Por isso, mãe, se procurava absolvição para o seu suposto pecado, está mais do que perdoada. Mas nem eu, nem a mãe, seguramente, defendemos a ideia de “bar aberto” numa altura em que há desenhos animados 24 horas por dia, ao contrário do tempo em que os desenhos animados só aconteciam em tempo real e num horário fixo. Para os dias de hoje, deixo estas sugestões:
#1 Ter apenas uma televisão em casa! Dá discussões e birras? É claro que sim, mas afinam a capacidade de argumentação e tornam o ver televisão num programa partilhado.

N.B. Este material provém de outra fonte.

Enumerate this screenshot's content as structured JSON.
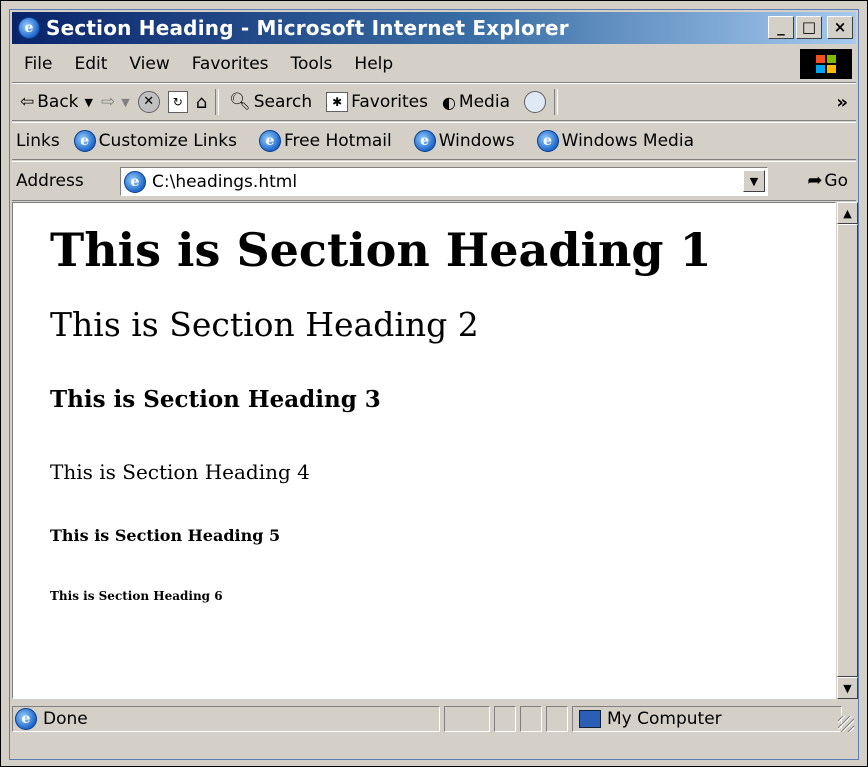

#2 Pensar no que a televisão está a substituir. O tempo visto está equilibrado com tempo na rua, brincadeira, socialização, etc.? Se sim, sem problema.
#3 Tentar ir integrando filmes inteiros, que têm princípio, meio e fim, que complexificam o raciocínio, e não apenas episódios rápidos.
#4 Ou estão no telemóvel ou estão a ver televisão, não as duas coisas ao mesmo tempo.
#5 Se os queremos arrancar da televisão com sucesso, sugiro que comecemos uma brincadeira ou um jogo com eles, ficando disponíveis para eles durante os primeiros dez minutos. Surpreende-me sempre como ficam depois sozinhos a brincar, desde que me envolva com eles no início.
Beijinhos!
Siga no Instagram: https://www.instagram.com/birrasdemae/
Siga no Facebook: https://www.facebook.com/birrasdemae/
Leia no site do Público »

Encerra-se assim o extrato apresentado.